Published online by Cambridge University Press: 05 June 2012
Staking the Claim
My aim in this book has been to argue that the Bayesian approach to epistemology – an approach that seeks to derive epistemological insight from considerations concerning rational preference – makes an important contribution to epistemology. It turns out to be an aim whose realization requires some doing and some undoing. The proponents of the Bayesian approach to epistemology have, in their enthusiasm, burdened it with pretensions it cannot possibly bear. My strategy has been to identify and jettison these unsupportable pretensions and to show that, from what is left, we can still derive results of profound consequence for the way in which we are accustomed to think about (and conduct) the enterprise of inquiry, criticism and justification.

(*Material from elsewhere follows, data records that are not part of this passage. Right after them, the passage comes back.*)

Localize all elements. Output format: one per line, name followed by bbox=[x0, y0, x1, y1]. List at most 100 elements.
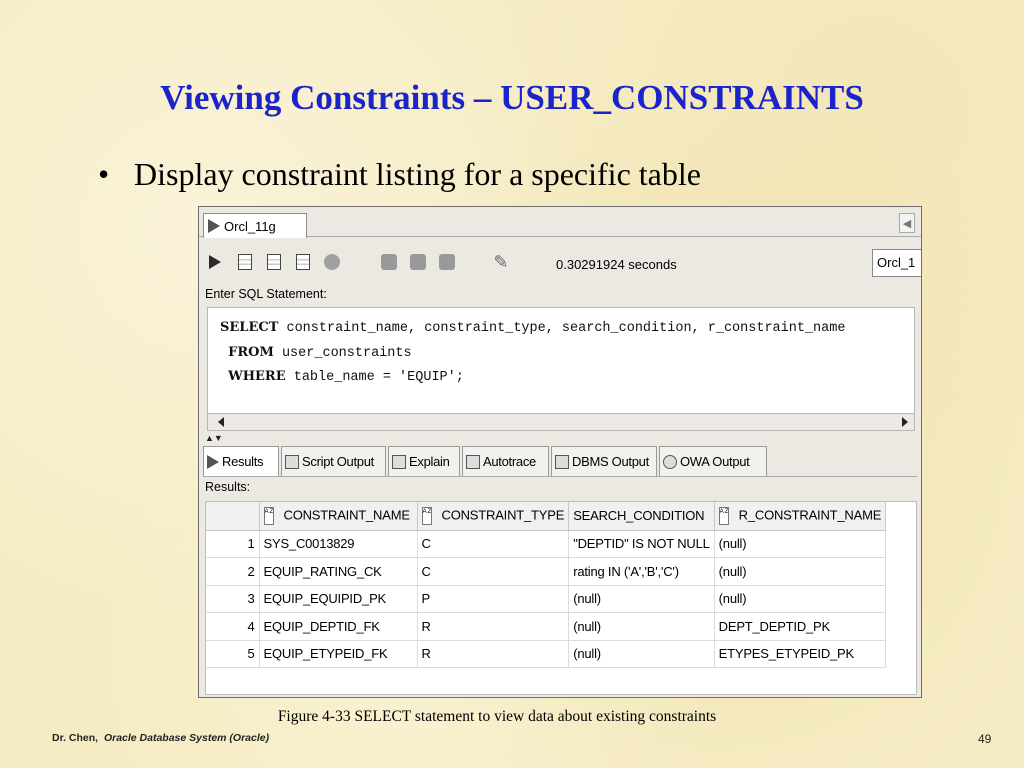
table-row[interactable]: 3 EQUIP_EQUIPID_PK P (null) (null) bbox=[206, 585, 887, 613]
tab-results[interactable]: Results bbox=[203, 446, 279, 476]
table-cell[interactable]: (null) bbox=[568, 585, 715, 613]
elapsed-time: 0.30291924 seconds bbox=[556, 257, 677, 272]
commit-icon[interactable] bbox=[264, 253, 284, 271]
table-cell[interactable]: R bbox=[417, 640, 570, 668]
column-label: SEARCH_CONDITION bbox=[573, 508, 705, 524]
slide-title: Viewing Constraints – USER_CONSTRAINTS bbox=[160, 78, 864, 117]
connection-select[interactable]: Orcl_1 bbox=[872, 249, 921, 277]
column-label: CONSTRAINT_NAME bbox=[283, 507, 410, 523]
table-cell[interactable]: EQUIP_RATING_CK bbox=[259, 557, 418, 586]
tab-label: OWA Output bbox=[680, 454, 750, 469]
sql-label: Enter SQL Statement: bbox=[205, 287, 327, 301]
run-statement-icon[interactable] bbox=[205, 253, 225, 271]
column-header[interactable]: A Z CONSTRAINT_NAME bbox=[259, 502, 418, 531]
bullet-text: Display constraint listing for a specifi… bbox=[134, 156, 701, 192]
row-number: 1 bbox=[206, 530, 260, 558]
tab-scroll-left-icon[interactable]: ◀ bbox=[899, 213, 915, 233]
sql-text-part: constraint_name, constraint_type, search… bbox=[278, 321, 846, 336]
table-row[interactable]: 1 SYS_C0013829 C "DEPTID" IS NOT NULL (null) bbox=[206, 530, 887, 558]
sort-icon[interactable]: A Z bbox=[718, 506, 729, 525]
editor-horizontal-scrollbar[interactable] bbox=[207, 413, 915, 431]
tab-script-output[interactable]: Script Output bbox=[281, 446, 386, 476]
explain-plan-icon[interactable] bbox=[408, 253, 428, 271]
connection-tab[interactable]: Orcl_11g bbox=[203, 213, 307, 238]
tab-dbms-output[interactable]: DBMS Output bbox=[551, 446, 657, 476]
column-header[interactable]: SEARCH_CONDITION bbox=[568, 502, 715, 531]
dbms-output-icon bbox=[555, 454, 569, 469]
explain-icon bbox=[392, 454, 406, 469]
autotrace-icon[interactable] bbox=[437, 253, 457, 271]
tab-label: Explain bbox=[409, 454, 450, 469]
footer-author-name: Dr. Chen, bbox=[52, 732, 99, 744]
connection-tab-label: Orcl_11g bbox=[224, 218, 276, 234]
table-cell[interactable]: SYS_C0013829 bbox=[259, 530, 418, 558]
table-cell[interactable]: C bbox=[417, 557, 570, 586]
footer-course: Oracle Database System (Oracle) bbox=[103, 732, 270, 744]
sql-keyword: WHERE bbox=[228, 369, 286, 384]
table-cell[interactable]: C bbox=[417, 530, 570, 558]
results-icon bbox=[207, 454, 219, 469]
table-header-row: A Z CONSTRAINT_NAME A Z CONSTRAINT_TYPE SE… bbox=[206, 502, 887, 531]
bullet-point: • Display constraint listing for a specif… bbox=[98, 156, 701, 193]
owa-output-icon bbox=[663, 454, 677, 469]
table-cell[interactable]: (null) bbox=[714, 530, 887, 558]
table-cell[interactable]: (null) bbox=[714, 557, 887, 586]
scroll-left-icon[interactable] bbox=[218, 417, 224, 427]
sql-text: SELECT constraint_name, constraint_type,… bbox=[220, 316, 845, 390]
cancel-icon[interactable] bbox=[322, 253, 342, 271]
table-cell[interactable]: R bbox=[417, 612, 570, 641]
table-row[interactable]: 5 EQUIP_ETYPEID_FK R (null) ETYPES_ETYPEID_P… bbox=[206, 640, 887, 668]
row-number: 4 bbox=[206, 612, 260, 641]
tab-label: Autotrace bbox=[483, 454, 536, 469]
sort-icon[interactable]: A Z bbox=[263, 506, 274, 525]
column-header[interactable]: A Z CONSTRAINT_TYPE bbox=[417, 502, 570, 531]
tab-owa-output[interactable]: OWA Output bbox=[659, 446, 767, 476]
run-script-icon[interactable] bbox=[235, 253, 255, 271]
clear-eraser-icon[interactable]: ✎ bbox=[491, 252, 511, 272]
column-label: R_CONSTRAINT_NAME bbox=[738, 507, 882, 523]
split-toggle-icon[interactable]: ▲▼ bbox=[205, 434, 223, 443]
connection-icon bbox=[208, 219, 220, 233]
row-number: 5 bbox=[206, 640, 260, 668]
table-cell[interactable]: (null) bbox=[568, 640, 715, 668]
table-cell[interactable]: EQUIP_DEPTID_FK bbox=[259, 612, 418, 641]
table-cell[interactable]: ETYPES_ETYPEID_PK bbox=[714, 640, 887, 668]
results-table: A Z CONSTRAINT_NAME A Z CONSTRAINT_TYPE SE… bbox=[206, 502, 887, 668]
table-row[interactable]: 4 EQUIP_DEPTID_FK R (null) DEPT_DEPTID_PK bbox=[206, 612, 887, 641]
footer-author: Dr. Chen, Oracle Database System (Oracle… bbox=[52, 732, 269, 744]
tab-label: DBMS Output bbox=[572, 454, 649, 469]
tab-label: Script Output bbox=[302, 454, 374, 469]
page-number: 49 bbox=[978, 732, 992, 746]
tab-autotrace[interactable]: Autotrace bbox=[462, 446, 549, 476]
table-cell[interactable]: EQUIP_EQUIPID_PK bbox=[259, 585, 418, 613]
sql-text-part: user_constraints bbox=[273, 345, 412, 361]
table-cell[interactable]: DEPT_DEPTID_PK bbox=[714, 612, 887, 641]
table-cell[interactable]: P bbox=[417, 585, 570, 613]
connection-tab-bar: Orcl_11g ◀ bbox=[199, 207, 921, 238]
figure-caption: Figure 4-33 SELECT statement to view dat… bbox=[277, 708, 717, 725]
row-number: 2 bbox=[206, 557, 260, 586]
table-cell[interactable]: rating IN ('A','B','C') bbox=[568, 557, 715, 586]
sql-developer-window: Orcl_11g ◀ ✎ 0.30291924 seconds Orcl_1 E… bbox=[198, 206, 922, 698]
column-header[interactable]: A Z R_CONSTRAINT_NAME bbox=[714, 502, 887, 531]
results-grid: A Z CONSTRAINT_NAME A Z CONSTRAINT_TYPE SE… bbox=[205, 501, 917, 695]
autotrace-tab-icon bbox=[466, 454, 480, 469]
bullet-dot: • bbox=[98, 156, 110, 192]
tab-explain[interactable]: Explain bbox=[388, 446, 460, 476]
result-tabs: Results Script Output Explain Autotrace … bbox=[203, 445, 917, 477]
sql-keyword: SELECT bbox=[220, 320, 279, 335]
row-number-header bbox=[206, 502, 260, 531]
tab-label: Results bbox=[222, 454, 264, 469]
table-cell[interactable]: (null) bbox=[714, 585, 887, 613]
history-icon[interactable] bbox=[379, 253, 399, 271]
column-label: CONSTRAINT_TYPE bbox=[441, 507, 565, 523]
scroll-right-icon[interactable] bbox=[902, 417, 908, 427]
table-row[interactable]: 2 EQUIP_RATING_CK Crating IN ('A','B','C')… bbox=[206, 557, 887, 586]
table-cell[interactable]: "DEPTID" IS NOT NULL bbox=[568, 530, 715, 558]
sql-editor[interactable]: SELECT constraint_name, constraint_type,… bbox=[207, 307, 915, 417]
rollback-icon[interactable] bbox=[293, 253, 313, 271]
sort-icon[interactable]: A Z bbox=[421, 506, 432, 525]
sql-text-part: table_name = 'EQUIP'; bbox=[285, 370, 464, 385]
table-cell[interactable]: (null) bbox=[568, 612, 715, 641]
table-cell[interactable]: EQUIP_ETYPEID_FK bbox=[259, 640, 418, 668]
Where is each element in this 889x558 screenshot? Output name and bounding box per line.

The pages above bear ample evidence of the negative aspect of my strategy – of my dissatisfaction with orthodox Bayesian doctrine. I have maintained that it is a mistake to suggest, as orthodox Bayesians do, that rational agents ought to assign precise degrees of confidence to the hypotheses they encounter in the course of their inquiries. I have argued that Bayesianism's claim to have provided a measure of the degree to which one hypothesis can be regarded as evidence for another is simply false. I have shown why (at least some Bayesians to the contrary) decision theory does not, of itself, impose any diachronic constraints on our states of confidence.